Por sinal, naquelas eleições de 2016 o PT havia encolhido muito. Acompanhou a drástica diminuição de 2.372 vereadores pelo país (eram 5.185 em 2012 e caíram para 2.813 em 2016) e a perda de 374 prefeituras (em 2012 haviam conquistado 630 e, em 2016, reduziu para 256). No entanto, as eleições de 2018, alteraram o xadrez político nacional: crescimento meteórico do PSL na onda de apoio à Bolsonaro; aumento de representantes de setores mais conservadores na sociedade brasileira, muitos deles identificados com a maior presença de evangélicos na política nacional, de representantes de setores policiais e de novos políticos sem qualquer experiência prévia em cargos representativos, ilustrado, por exemplo, no quase um quarto dos atuais deputados federais sem histórico na política e na renovação de cerca de 85% do Senado Federal. Se na política nacional a direita mais extremada cresceu, nos municípios a centro-direita e a direita mais moderada historicamente sempre foram superiores à esquerda. Basta olharmos para o perfil mediano dos prefeitos brasileiros: homens, brancos, idade média de 48 anos, formação superior completa, principais ocupações profissionais anteriores sendo prefeitos, empresários, agricultores, comerciantes e, no geral, filiados a partidos de centro e de centro-direita.
Nesse sentido, fica difícil prever automaticamente uma tendência de crescimento da sigla a exemplo do que ocorreu em décadas anteriores com os partidos dos ex-presidentes tucano e petistas.
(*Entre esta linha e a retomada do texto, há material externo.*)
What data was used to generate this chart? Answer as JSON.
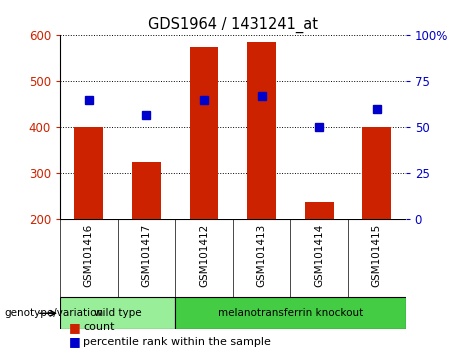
{
  "title": "GDS1964 / 1431241_at",
  "samples": [
    "GSM101416",
    "GSM101417",
    "GSM101412",
    "GSM101413",
    "GSM101414",
    "GSM101415"
  ],
  "counts": [
    400,
    325,
    575,
    585,
    238,
    400
  ],
  "percentile_ranks": [
    65,
    57,
    65,
    67,
    50,
    60
  ],
  "ylim_left": [
    200,
    600
  ],
  "ylim_right": [
    0,
    100
  ],
  "bar_color": "#cc2200",
  "dot_color": "#0000cc",
  "plot_bg": "#ffffff",
  "label_color_left": "#cc2200",
  "label_color_right": "#0000cc",
  "sample_bg": "#cccccc",
  "groups": [
    {
      "label": "wild type",
      "start": 0,
      "end": 1,
      "color": "#99ee99"
    },
    {
      "label": "melanotransferrin knockout",
      "start": 2,
      "end": 5,
      "color": "#44cc44"
    }
  ],
  "genotype_label": "genotype/variation",
  "legend_count": "count",
  "legend_percentile": "percentile rank within the sample",
  "yticks_left": [
    200,
    300,
    400,
    500,
    600
  ],
  "yticks_right": [
    0,
    25,
    50,
    75,
    100
  ]
}
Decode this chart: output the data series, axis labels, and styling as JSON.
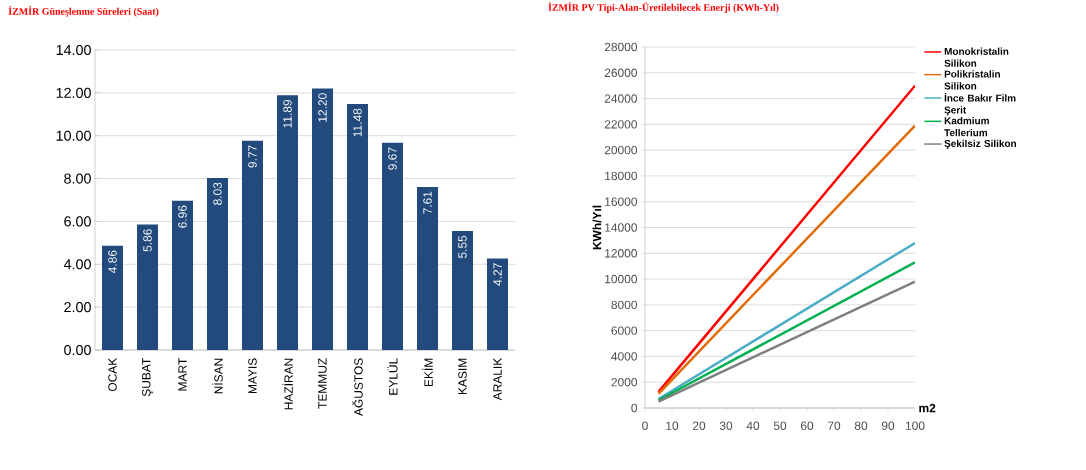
{
  "chart_data": [
    {
      "type": "bar",
      "title": "İZMİR Güneşlenme Süreleri (Saat)",
      "categories": [
        "OCAK",
        "ŞUBAT",
        "MART",
        "NİSAN",
        "MAYIS",
        "HAZİRAN",
        "TEMMUZ",
        "AĞUSTOS",
        "EYLÜL",
        "EKİM",
        "KASIM",
        "ARALIK"
      ],
      "values": [
        4.86,
        5.86,
        6.96,
        8.03,
        9.77,
        11.89,
        12.2,
        11.48,
        9.67,
        7.61,
        5.55,
        4.27
      ],
      "value_labels": [
        "4.86",
        "5.86",
        "6.96",
        "8.03",
        "9.77",
        "11.89",
        "12.20",
        "11.48",
        "9.67",
        "7.61",
        "5.55",
        "4.27"
      ],
      "color": "#234a7c",
      "ylim": [
        0,
        14
      ],
      "yticks": [
        {
          "value": 0,
          "label": "0.00"
        },
        {
          "value": 2,
          "label": "2.00"
        },
        {
          "value": 4,
          "label": "4.00"
        },
        {
          "value": 6,
          "label": "6.00"
        },
        {
          "value": 8,
          "label": "8.00"
        },
        {
          "value": 10,
          "label": "10.00"
        },
        {
          "value": 12,
          "label": "12.00"
        },
        {
          "value": 14,
          "label": "14.00"
        }
      ],
      "grid": "y"
    },
    {
      "type": "line",
      "title": "İZMİR PV Tipi-Alan-Üretilebilecek Enerji (KWh-Yıl)",
      "xlabel": "m2",
      "ylabel": "KWh/Yıl",
      "x": [
        5,
        100
      ],
      "series": [
        {
          "name": "Monokristalin Silikon",
          "color": "#ff0000",
          "values": [
            1250,
            25000
          ]
        },
        {
          "name": "Polikristalin Silikon",
          "color": "#e36c09",
          "values": [
            1100,
            21900
          ]
        },
        {
          "name": "İnce Bakır Film Şerit",
          "color": "#4bacc6",
          "values": [
            700,
            12800
          ]
        },
        {
          "name": "Kadmium Tellerium",
          "color": "#00b050",
          "values": [
            600,
            11300
          ]
        },
        {
          "name": "Şekilsiz Silikon",
          "color": "#808080",
          "values": [
            500,
            9800
          ]
        }
      ],
      "xlim": [
        0,
        100
      ],
      "xticks": [
        0,
        10,
        20,
        30,
        40,
        50,
        60,
        70,
        80,
        90,
        100
      ],
      "ylim": [
        0,
        28000
      ],
      "yticks": [
        0,
        2000,
        4000,
        6000,
        8000,
        10000,
        12000,
        14000,
        16000,
        18000,
        20000,
        22000,
        24000,
        26000,
        28000
      ],
      "grid": "y",
      "legend": "right",
      "marker": "none",
      "line_style": "solid"
    }
  ]
}
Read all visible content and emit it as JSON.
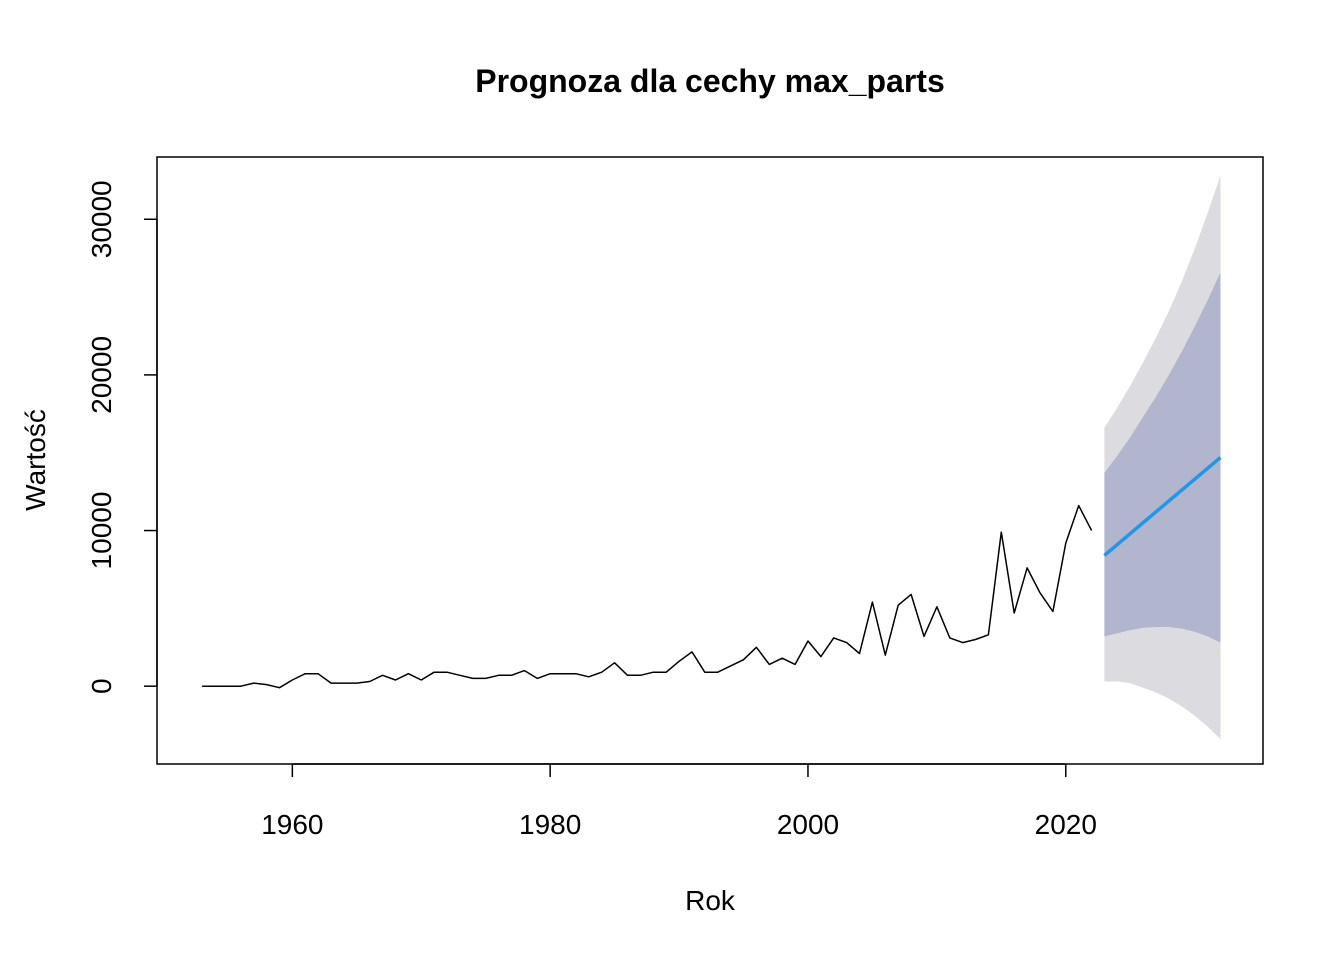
{
  "chart_data": {
    "type": "line",
    "title": "Prognoza dla cechy max_parts",
    "xlabel": "Rok",
    "ylabel": "Wartość",
    "xlim": [
      1949.5,
      2035.3
    ],
    "ylim": [
      -5000,
      34000
    ],
    "x_ticks": [
      {
        "value": 1960,
        "label": "1960"
      },
      {
        "value": 1980,
        "label": "1980"
      },
      {
        "value": 2000,
        "label": "2000"
      },
      {
        "value": 2020,
        "label": "2020"
      }
    ],
    "y_ticks": [
      {
        "value": 0,
        "label": "0"
      },
      {
        "value": 10000,
        "label": "10000"
      },
      {
        "value": 20000,
        "label": "20000"
      },
      {
        "value": 30000,
        "label": "30000"
      }
    ],
    "grid": false,
    "colors": {
      "history": "#000000",
      "forecast": "#2297e6",
      "band80": "#b1b5ce",
      "band95": "#dbdbe0"
    },
    "series": [
      {
        "role": "history",
        "x": [
          1953,
          1954,
          1955,
          1956,
          1957,
          1958,
          1959,
          1960,
          1961,
          1962,
          1963,
          1964,
          1965,
          1966,
          1967,
          1968,
          1969,
          1970,
          1971,
          1972,
          1973,
          1974,
          1975,
          1976,
          1977,
          1978,
          1979,
          1980,
          1981,
          1982,
          1983,
          1984,
          1985,
          1986,
          1987,
          1988,
          1989,
          1990,
          1991,
          1992,
          1993,
          1994,
          1995,
          1996,
          1997,
          1998,
          1999,
          2000,
          2001,
          2002,
          2003,
          2004,
          2005,
          2006,
          2007,
          2008,
          2009,
          2010,
          2011,
          2012,
          2013,
          2014,
          2015,
          2016,
          2017,
          2018,
          2019,
          2020,
          2021,
          2022
        ],
        "values": [
          0,
          0,
          0,
          0,
          200,
          100,
          -100,
          400,
          800,
          800,
          200,
          200,
          200,
          300,
          700,
          400,
          800,
          400,
          900,
          900,
          700,
          500,
          500,
          700,
          700,
          1000,
          500,
          800,
          800,
          800,
          600,
          900,
          1500,
          700,
          700,
          900,
          900,
          1600,
          2200,
          900,
          900,
          1300,
          1700,
          2500,
          1400,
          1800,
          1400,
          2900,
          1900,
          3100,
          2800,
          2100,
          5400,
          2000,
          5200,
          5900,
          3200,
          5100,
          3100,
          2800,
          3000,
          3300,
          9900,
          4700,
          7600,
          6000,
          4800,
          9200,
          11600,
          10000
        ]
      },
      {
        "role": "forecast",
        "x": [
          2023,
          2032
        ],
        "values": [
          8400,
          14700
        ]
      }
    ],
    "bands": [
      {
        "level": 95,
        "x": [
          2023,
          2024,
          2025,
          2026,
          2027,
          2028,
          2029,
          2030,
          2031,
          2032
        ],
        "lower": [
          300,
          300,
          200,
          -100,
          -400,
          -800,
          -1300,
          -1900,
          -2600,
          -3400
        ],
        "upper": [
          16600,
          17900,
          19300,
          20800,
          22400,
          24100,
          26000,
          28100,
          30400,
          32800
        ]
      },
      {
        "level": 80,
        "x": [
          2023,
          2024,
          2025,
          2026,
          2027,
          2028,
          2029,
          2030,
          2031,
          2032
        ],
        "lower": [
          3200,
          3400,
          3600,
          3750,
          3800,
          3800,
          3700,
          3500,
          3200,
          2800
        ],
        "upper": [
          13700,
          14800,
          16000,
          17300,
          18600,
          20000,
          21500,
          23100,
          24800,
          26600
        ]
      }
    ]
  }
}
A busca do apoio político presidencial tende a ser mais pessoal por parte de possíveis candidatos locais do que necessariamente partidária. Isso provavelmente ocorrerá por parte daqueles que virão ao pleito com o objetivo de aproveitar a “onda bolsonarista” para defender uma agenda de costumes, da valorização da família tradicional cristã (com ênfase aqui em setores evangélicos), da pauta de combate à corrupção, da eliminação da esquerda e no destaque à segurança pública, culminando possivelmente na entrada de mais militares na disputa. Mas é claro, tudo isso dependerá de como Bolsonaro será avaliado até lá e do quanto o seu governo conseguirá entregar para os seus apoiadores aquilo que promete. Será preciso também acompanhar o que as forças políticas mais ao centro e a própria esquerda farão ao longo desse próximo ano em termos de reorganização política, inclusive para fazer frente a esse avanço da direita mais extremada. A conferir.